No entanto, a acusação de que foi preso por suspeita de má conduta em cargo público não está relacionada com má conduta sexual, embora esteja ligada à sua relacionamento com Epstein.
Isso é o que sabemos sobre isso.
O príncipe Andrew foi preso sob suspeita de má conduta em cargo público. (Aaron Chown/foto da piscina via AP)
O que exatamente é ‘má conduta em cargo público’?
A acusação de má conduta em cargos públicos é antiga no Reino Unido, remontando pelo menos ao século XVIII.
O crime foi considerado extremamente difícil de definir e um alto nível de evidência para os promotores esclarecerem.
O Crown Prosecution Service afirma que o crime é cometido quando um funcionário público agindo como tal negligencia deliberadamente o cumprimento do seu dever e/ou comete uma má conduta intencional a tal ponto que equivale a um abuso da confiança do público no titular do cargo, sem desculpa ou justificação razoável.
Notavelmente, nenhum político no Reino Unido foi alguma vez condenado com sucesso pelo crime, embora ao longo dos anos vários tenham sido acusados.
Nos últimos anos, agentes penitenciários foram processados pelo crime após terem relações inadequadas com presidiários, bem como agentes policiais que vazaram informações.
Policiais patrulham perto dos portões do Royal Lodge, antiga residência de Andrew Mountbatten-Windsor. (Getty)
Como isso se relaciona com Andrew?
A polícia do Reino Unido ainda não acusou Andrew, nem sugeriu que a sua investigação esteja ligada a quaisquer negociações que o ex-príncipe teve com Epstein, o criminoso sexual condenado que foi encontrado morto numa cela de prisão em 2019.
No entanto, sabemos que a prisão ocorre logo depois que milhões de documentos nos arquivos de Epstein foram divulgados pelo Departamento de Justiça dos EUA, alguns dos quais nomearam e retrataram a realeza britânica.

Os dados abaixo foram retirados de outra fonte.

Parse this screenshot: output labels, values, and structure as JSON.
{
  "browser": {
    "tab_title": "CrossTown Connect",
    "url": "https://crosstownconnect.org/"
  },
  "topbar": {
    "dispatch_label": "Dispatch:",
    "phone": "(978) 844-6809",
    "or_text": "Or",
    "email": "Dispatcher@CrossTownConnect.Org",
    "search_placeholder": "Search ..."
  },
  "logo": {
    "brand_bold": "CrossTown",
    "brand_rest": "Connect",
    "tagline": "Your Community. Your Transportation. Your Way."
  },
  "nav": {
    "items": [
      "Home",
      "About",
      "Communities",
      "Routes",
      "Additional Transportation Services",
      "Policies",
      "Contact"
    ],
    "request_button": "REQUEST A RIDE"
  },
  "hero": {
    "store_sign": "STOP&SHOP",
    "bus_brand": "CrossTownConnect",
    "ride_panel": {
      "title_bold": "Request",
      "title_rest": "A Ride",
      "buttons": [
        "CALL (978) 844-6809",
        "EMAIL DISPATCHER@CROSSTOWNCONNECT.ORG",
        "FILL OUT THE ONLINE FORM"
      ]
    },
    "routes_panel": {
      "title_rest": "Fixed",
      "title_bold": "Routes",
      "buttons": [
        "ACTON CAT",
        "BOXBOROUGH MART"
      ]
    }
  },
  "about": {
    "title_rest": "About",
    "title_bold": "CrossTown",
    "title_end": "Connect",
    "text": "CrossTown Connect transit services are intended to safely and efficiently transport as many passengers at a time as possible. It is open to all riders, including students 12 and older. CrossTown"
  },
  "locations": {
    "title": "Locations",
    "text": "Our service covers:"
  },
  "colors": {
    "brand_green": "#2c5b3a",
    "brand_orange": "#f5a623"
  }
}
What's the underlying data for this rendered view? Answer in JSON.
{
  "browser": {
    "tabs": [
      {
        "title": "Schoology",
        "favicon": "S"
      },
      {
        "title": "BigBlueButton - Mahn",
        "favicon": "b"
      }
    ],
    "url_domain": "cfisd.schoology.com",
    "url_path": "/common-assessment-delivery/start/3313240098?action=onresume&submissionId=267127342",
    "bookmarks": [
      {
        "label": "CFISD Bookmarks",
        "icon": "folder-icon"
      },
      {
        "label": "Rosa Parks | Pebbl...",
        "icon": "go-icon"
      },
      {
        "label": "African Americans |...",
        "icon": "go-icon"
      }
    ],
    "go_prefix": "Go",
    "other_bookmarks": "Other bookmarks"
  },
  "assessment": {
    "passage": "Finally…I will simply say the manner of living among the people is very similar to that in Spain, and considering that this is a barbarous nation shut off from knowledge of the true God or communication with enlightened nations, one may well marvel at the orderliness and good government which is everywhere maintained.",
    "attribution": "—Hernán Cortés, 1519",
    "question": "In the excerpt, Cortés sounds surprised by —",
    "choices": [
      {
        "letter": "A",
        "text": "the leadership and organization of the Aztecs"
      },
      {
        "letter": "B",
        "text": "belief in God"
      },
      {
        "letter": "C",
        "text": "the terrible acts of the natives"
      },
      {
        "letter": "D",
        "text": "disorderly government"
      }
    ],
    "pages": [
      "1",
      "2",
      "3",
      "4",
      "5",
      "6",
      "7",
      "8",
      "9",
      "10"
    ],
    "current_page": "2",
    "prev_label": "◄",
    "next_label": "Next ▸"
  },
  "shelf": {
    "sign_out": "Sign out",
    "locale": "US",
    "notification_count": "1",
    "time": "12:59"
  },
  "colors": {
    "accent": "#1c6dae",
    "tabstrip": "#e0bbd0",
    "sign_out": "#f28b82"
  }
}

E embora a má conduta em cargos públicos não esteja especificamente ligada a uma alegação de irregularidades sexuais contra Andrew, parece estar relacionada à sua associação com Epstein.
De 2001 a 2011, Mountbatten-Windsor desempenhou um papel oficial como enviado comercial do Reino Unido.
Andrew foi retratado e nomeado em alguns dos arquivos de Epstein. (Foto AP/Jon Elswick)
Isto é o que os procuradores chamarão de “cargo público” se alguma acusação for apresentada – embora este elemento por si só não seja um processo simples.
“Em primeiro lugar, deve ser determinado se Andrew Mountbatten-Windsor desempenhava uma função dentro do governo que constitua o título de funcionário público”, disse Sean Caulfield, advogado de defesa criminal da Hodge Jones and Allen.
“Não existe uma definição padrão na qual se basear claramente.”
A Polícia do Vale do Tâmisa confirmou anteriormente que estava investigando relatórios que Mountbatten-Windsor enviou relatórios comerciais confidenciais a Epstein em 2010.
Documentos nesses arquivos de Epstein divulgados recentemente sugerem que Andrew repassou documentos oficiais do governo ao falecido financista quando ele era o enviado comercial.
Andrew já foi implicado no vazamento de documentos governamentais para Jeffrey Epstein. (AP)
Especificamente, os e-mails pareciam mostrar-lhe a partilha de relatórios de visitas oficiais a Hong Kong, Vietname e Singapura.
Um deles, datado de novembro de 2010, parecia ter sido encaminhado por Andrew cinco minutos depois de ele tê-lo recebido.
Noutro, algumas semanas mais tarde, pareceu ter enviado a Epstein um relatório confidencial sobre oportunidades de investimento na reconstrução da província de Helmand, no Afeganistão.
Andrew há muito nega qualquer irregularidade em relação às suas ligações com Epstein.
Qual é a pena máxima para má conduta em cargo público?
Se acusado e considerado culpado por um júri, Andrew poderá passar o resto da vida atrás das grades, já que o crime acarreta pena máxima de prisão perpétua.
No entanto, os especialistas acreditam que ele provavelmente receberia uma sentença mais curta se fosse condenado – embora também tenham dito que seria difícil conseguir uma declaração de culpa.